Around the time I was applying for graduate school, I was in an open marriage. Meaning: I had a husband and a boyfriend. I didn’t appreciate my husband entirely. I did, but at the same time I didn’t. What I mean is that I didn’t appreciate the stability I had.

The whole “until it’s gone” thing. But I wasn’t happy with him. That’s part of the joke isn’t it? I don’t think I’ll ever *be* happy. Happiness should not be an end-goal because it’s fleeting, cyclic. I was stable with him. And that was more important than my happiness, and fuck it, I was happy anyway, just unsatisfied in the relationship romantically. But again, romance… am I dreaming?

My husband and I divorced so I could marry my boyfriend so that he could live with me in the US. We had a trial run my first quarter of school… bad fucking idea, lemme tell you. I was incredibly distracted, among other things. It ended up revealing how ultimately incompatible we were.

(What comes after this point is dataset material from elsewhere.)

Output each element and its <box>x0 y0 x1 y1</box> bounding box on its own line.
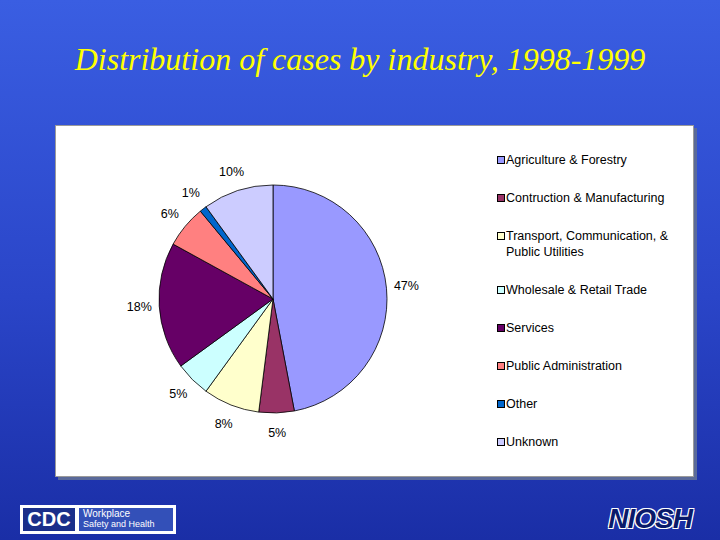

(1.5 years later, I told him to kill himself. 1.5 months ago he reached out to me.)

I had this interest in white guys with long hair for years. I blame rock bands.

Around the time I was applying for undergrad, I had just ended my most serious relationship. Meaning: He broke up with me. I didn’t appreciate my boyfriend. I did, but at the same time I didn’t. What I mean is that I cheated on him. Twice. He says it was three times.

The whole “grass is greener” thing. I was incredibly happy with him. Or at least high off of the oxytocin from all the fucking. We fucked a lot. We related a lot too, being on the outside looking in. And then of course, music.

My boyfriend and I broke up and he got married so he could live with his girlfriend in Germany. We were on-and-off for some months after we broke up… bad fucking idea. It ended up revealing how ultimately sex-driven we were.

(9.5 years later, we got back together. 1.5 months ago he reached for the meth pipe.)

Most of my fantasies in graduate school revolve around finding someone to study with, and under.